Moving on to infrastructure when I asked him how Oracle would compete against Facebook and Google cloud efficiencies (also excerpted here and here from my book) he pointed out enterprise customers have not benefitted from those (primarily) consumer tech offerings. Amazon, Rackspace on the other hand, he feels, have only “mildly interesting” offerings for the enterprise.
Those are second half opportunities.
But let’s look at how Oracle and others have fared in the first half. As Tim Chou wrote in his guest column, Oracle was a cloud pioneer with BusinessOnline as early in 1999. SAP has had a string of next gen projects and acquisitions – Project Heidelberg, BYD, SuccessFactors. IBM first talked about OnDemand Computing in 2001, and since they have had Cloud Manifestos but little Cloud Magic. Microsoft has sunk billions in its Azure data centers. They have had plenty of opportunities, but the performance can best be described as the equivalent of “a number of fumbles.”

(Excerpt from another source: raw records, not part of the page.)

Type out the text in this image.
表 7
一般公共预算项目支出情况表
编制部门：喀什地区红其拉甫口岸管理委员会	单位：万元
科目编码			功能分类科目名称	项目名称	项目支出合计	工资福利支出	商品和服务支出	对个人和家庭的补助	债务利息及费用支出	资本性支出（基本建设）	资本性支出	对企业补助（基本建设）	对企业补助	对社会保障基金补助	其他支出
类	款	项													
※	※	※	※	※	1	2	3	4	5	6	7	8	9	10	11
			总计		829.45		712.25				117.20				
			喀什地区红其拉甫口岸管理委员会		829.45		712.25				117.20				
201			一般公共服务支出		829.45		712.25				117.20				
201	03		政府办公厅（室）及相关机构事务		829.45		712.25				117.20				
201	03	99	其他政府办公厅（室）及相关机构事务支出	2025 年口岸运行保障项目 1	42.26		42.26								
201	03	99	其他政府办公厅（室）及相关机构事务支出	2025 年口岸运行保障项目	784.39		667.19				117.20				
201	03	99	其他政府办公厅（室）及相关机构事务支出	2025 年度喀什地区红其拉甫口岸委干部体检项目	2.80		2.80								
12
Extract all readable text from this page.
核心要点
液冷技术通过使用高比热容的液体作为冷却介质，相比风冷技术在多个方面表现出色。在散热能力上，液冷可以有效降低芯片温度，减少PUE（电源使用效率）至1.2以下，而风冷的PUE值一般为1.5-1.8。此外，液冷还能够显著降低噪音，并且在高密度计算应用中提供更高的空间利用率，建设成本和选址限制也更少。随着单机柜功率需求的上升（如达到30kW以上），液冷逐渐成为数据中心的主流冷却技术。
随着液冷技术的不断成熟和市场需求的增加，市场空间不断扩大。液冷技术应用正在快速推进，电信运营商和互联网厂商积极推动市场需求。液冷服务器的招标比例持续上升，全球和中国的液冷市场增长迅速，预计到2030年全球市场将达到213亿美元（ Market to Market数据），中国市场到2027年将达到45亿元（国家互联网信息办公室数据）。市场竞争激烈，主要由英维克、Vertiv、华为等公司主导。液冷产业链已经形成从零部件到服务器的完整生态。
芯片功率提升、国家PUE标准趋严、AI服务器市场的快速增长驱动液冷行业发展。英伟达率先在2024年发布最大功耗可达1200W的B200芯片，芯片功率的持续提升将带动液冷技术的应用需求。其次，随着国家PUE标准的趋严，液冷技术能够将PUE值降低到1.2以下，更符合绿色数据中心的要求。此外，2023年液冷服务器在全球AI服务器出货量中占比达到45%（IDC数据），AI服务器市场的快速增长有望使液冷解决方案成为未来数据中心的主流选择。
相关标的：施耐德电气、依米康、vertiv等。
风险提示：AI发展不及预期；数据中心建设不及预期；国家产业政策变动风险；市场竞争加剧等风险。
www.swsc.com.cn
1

Yes it is half time. And Clint Eastwood looms large.
There is the inspirational Clint from the Chrysler Super Bowl commercial promising things will be much different in the second half. And there is the mocking Clint from the RNC – the one of empty chairs, or in our case empty clouds.
Mark, Hasso, Ginni and Steve have plenty of reason to keep the second Clint far away. And Meg presumably does not just want to be a bystander.
It should be an interesting second half.